When you get back I wonder did you learn anything on what the whole game of life is all about – enlightenment – and anything other than the certitude of Rome and errance ( anew word) of those outside the church…my father’s favorite place at Sunday mass…kneeling on his cap in the very back hiding behind the baptismal font …a step away from a Camel, rather than father Feeney of our Boston years.
A Pauline moment …or nde? Let us know Mike…the spiritual spark.
Your article on the possibility of Jesus being illegitimate rang home giving me some belief on his historicity – and one of the long line of true adepts. Maybe one of the greatest…anointed.
I wonder will our chaplain friends bless the new troop carrying Hellions from Christler’s new line? My guess Francis may have still missed the central point of the Secret of the Ages. But then maybe he is holding his fire. Waiting to hit the ball where they ain’t!
Again Mike you are something special.
I got the Purple Dragon from our friend Billy Brunner today, of all the old friends dead and alive from Milton…and the “something” of it all brought acidic tears.
Safe journey home and keep up the good work.
Dear Jim: Again, I so appreciate these replies. You’re right about #5. I’m probably not as sure about things as it might appear. My family members do kid me about that heaven/hell theme #5 expressed. We’ll be heading home in about a week. I can hardly believe it.

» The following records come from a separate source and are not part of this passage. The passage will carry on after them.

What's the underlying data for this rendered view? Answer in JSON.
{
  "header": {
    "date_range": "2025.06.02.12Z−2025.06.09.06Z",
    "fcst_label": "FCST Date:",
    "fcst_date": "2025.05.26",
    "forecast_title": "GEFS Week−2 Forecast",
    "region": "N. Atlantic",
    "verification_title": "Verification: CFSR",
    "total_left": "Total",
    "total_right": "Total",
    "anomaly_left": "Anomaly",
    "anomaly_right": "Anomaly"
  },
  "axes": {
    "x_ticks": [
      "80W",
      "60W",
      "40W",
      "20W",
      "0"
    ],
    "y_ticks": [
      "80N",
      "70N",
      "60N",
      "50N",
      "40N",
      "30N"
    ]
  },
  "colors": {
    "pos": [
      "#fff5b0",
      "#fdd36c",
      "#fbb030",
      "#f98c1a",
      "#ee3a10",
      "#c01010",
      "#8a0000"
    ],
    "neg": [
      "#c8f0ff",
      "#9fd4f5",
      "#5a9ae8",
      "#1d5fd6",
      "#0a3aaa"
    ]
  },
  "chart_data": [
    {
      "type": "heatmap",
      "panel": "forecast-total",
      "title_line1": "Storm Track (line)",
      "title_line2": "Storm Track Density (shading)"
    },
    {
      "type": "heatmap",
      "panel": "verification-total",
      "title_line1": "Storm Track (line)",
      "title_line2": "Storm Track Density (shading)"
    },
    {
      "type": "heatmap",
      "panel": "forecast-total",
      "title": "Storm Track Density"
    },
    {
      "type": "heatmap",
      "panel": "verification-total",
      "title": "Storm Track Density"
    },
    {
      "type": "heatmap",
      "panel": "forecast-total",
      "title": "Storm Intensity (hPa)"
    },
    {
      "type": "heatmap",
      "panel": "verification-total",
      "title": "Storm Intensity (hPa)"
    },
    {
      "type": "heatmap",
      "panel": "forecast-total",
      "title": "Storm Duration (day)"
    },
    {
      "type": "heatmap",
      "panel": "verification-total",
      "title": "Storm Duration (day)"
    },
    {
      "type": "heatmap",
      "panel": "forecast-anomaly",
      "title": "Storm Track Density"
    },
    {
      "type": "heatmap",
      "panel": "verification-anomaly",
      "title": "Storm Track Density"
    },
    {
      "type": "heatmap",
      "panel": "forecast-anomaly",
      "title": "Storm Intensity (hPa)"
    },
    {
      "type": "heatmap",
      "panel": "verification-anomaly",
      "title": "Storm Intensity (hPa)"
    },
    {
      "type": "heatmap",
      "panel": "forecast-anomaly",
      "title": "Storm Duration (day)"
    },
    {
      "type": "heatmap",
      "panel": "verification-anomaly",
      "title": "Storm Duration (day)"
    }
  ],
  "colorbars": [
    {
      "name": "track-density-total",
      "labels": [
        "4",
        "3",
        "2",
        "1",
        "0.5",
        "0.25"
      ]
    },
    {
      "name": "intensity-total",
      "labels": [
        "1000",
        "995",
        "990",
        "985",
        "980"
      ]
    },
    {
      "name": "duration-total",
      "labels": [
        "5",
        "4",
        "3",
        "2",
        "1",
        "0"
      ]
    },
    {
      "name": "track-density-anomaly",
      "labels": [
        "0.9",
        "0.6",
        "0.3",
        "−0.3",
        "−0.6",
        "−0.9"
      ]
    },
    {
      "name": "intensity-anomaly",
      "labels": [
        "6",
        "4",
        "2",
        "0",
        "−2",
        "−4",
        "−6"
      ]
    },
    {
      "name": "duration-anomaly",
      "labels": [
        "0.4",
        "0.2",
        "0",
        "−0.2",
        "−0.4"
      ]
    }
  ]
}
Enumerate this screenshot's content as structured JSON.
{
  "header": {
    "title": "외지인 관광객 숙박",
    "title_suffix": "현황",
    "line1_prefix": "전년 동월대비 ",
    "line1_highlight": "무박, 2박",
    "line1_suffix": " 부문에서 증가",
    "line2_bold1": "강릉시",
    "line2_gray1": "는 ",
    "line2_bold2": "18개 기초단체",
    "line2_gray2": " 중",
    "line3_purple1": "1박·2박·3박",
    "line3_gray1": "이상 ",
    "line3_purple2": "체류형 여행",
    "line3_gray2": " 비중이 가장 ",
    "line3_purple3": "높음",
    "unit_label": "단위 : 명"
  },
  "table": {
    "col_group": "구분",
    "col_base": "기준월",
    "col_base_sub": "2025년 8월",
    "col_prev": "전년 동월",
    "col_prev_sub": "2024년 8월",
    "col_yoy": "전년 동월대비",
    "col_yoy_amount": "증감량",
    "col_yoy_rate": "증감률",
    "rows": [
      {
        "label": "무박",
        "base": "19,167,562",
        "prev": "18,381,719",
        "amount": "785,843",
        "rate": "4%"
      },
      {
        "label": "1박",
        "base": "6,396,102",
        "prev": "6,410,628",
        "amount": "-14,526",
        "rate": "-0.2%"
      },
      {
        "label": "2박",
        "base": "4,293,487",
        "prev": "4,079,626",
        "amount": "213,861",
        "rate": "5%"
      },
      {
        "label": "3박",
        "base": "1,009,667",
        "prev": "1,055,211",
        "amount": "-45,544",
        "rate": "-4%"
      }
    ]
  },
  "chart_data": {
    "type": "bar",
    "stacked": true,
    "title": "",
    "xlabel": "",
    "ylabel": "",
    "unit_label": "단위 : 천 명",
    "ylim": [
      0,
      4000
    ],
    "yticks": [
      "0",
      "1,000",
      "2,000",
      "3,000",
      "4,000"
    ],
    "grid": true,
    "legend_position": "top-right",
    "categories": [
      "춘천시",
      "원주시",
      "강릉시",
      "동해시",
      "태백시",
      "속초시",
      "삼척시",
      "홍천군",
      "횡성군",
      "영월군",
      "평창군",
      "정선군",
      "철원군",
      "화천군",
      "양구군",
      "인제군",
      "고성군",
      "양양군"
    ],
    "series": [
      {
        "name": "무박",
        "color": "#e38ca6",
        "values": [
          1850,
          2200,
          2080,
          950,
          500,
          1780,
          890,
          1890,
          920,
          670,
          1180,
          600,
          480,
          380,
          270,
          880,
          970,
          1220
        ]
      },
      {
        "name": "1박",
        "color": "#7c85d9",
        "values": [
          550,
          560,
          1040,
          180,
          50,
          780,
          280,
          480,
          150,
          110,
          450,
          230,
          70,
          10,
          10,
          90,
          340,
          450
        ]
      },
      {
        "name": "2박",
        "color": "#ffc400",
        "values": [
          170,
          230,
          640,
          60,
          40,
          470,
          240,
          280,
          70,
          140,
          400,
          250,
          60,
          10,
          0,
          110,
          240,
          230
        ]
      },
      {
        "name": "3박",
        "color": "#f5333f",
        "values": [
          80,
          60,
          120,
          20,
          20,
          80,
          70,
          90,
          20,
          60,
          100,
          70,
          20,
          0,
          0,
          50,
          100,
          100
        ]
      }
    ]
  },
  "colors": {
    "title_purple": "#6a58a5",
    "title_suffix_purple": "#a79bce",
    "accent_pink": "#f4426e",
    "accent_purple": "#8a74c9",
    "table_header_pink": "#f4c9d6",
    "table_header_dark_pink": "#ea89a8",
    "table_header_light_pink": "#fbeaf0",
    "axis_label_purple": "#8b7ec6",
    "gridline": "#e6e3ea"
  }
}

India has surely marked this last part of my life. It’s changed the way I breathe, exercise, meditate and generally see things — in the light of “the Universal Law of Impermanence.” Additionally, living inter-generationally (Peggy and I, my daughter and her family of four — and for the past 2 months with Peggy’s roommate from her college days — and just this past week with our 2 sons as well) has been formational. We love India and Mysore. I’ll be writing about that soon. Today I posted something on our wonderful visit to Varanasi. Thanks again, Jim.
Thanks for taking the time to share about this experience. I had no knowledge of the Vipassana practice…so your reflections contained some new insights for me. For example, I never considered the proposal that our bodies mirror the universe. The law of impermanence is another idea that I look forward to digesting.
How do you sense your experience with Vipassana will influence your daily practice of passage meditation? I continue to find Easwaran’s meditation “program” to be of great value.
Trevor, so good to hear from you. In view of my Vipassana experience, I’ve decided to change my practice for a month — at least till the end of January. I’ve extended my morning and evening meditations to one hour each using the method I described in the blog. Also I am using Vipassana literature for my half hour of spiritual reading. Everything I learned in Alur is coincident with the teaching of Easwaran. At times, S,N. Goenka (the recently deceased teacher we watched on video each evening during the retreat) sounded like Easwaran. However, his claim was that while extremely good, methods like Easwaran’s do not go as deep as the one he was teaching. I’m experimenting to see if he was right. So far, so good.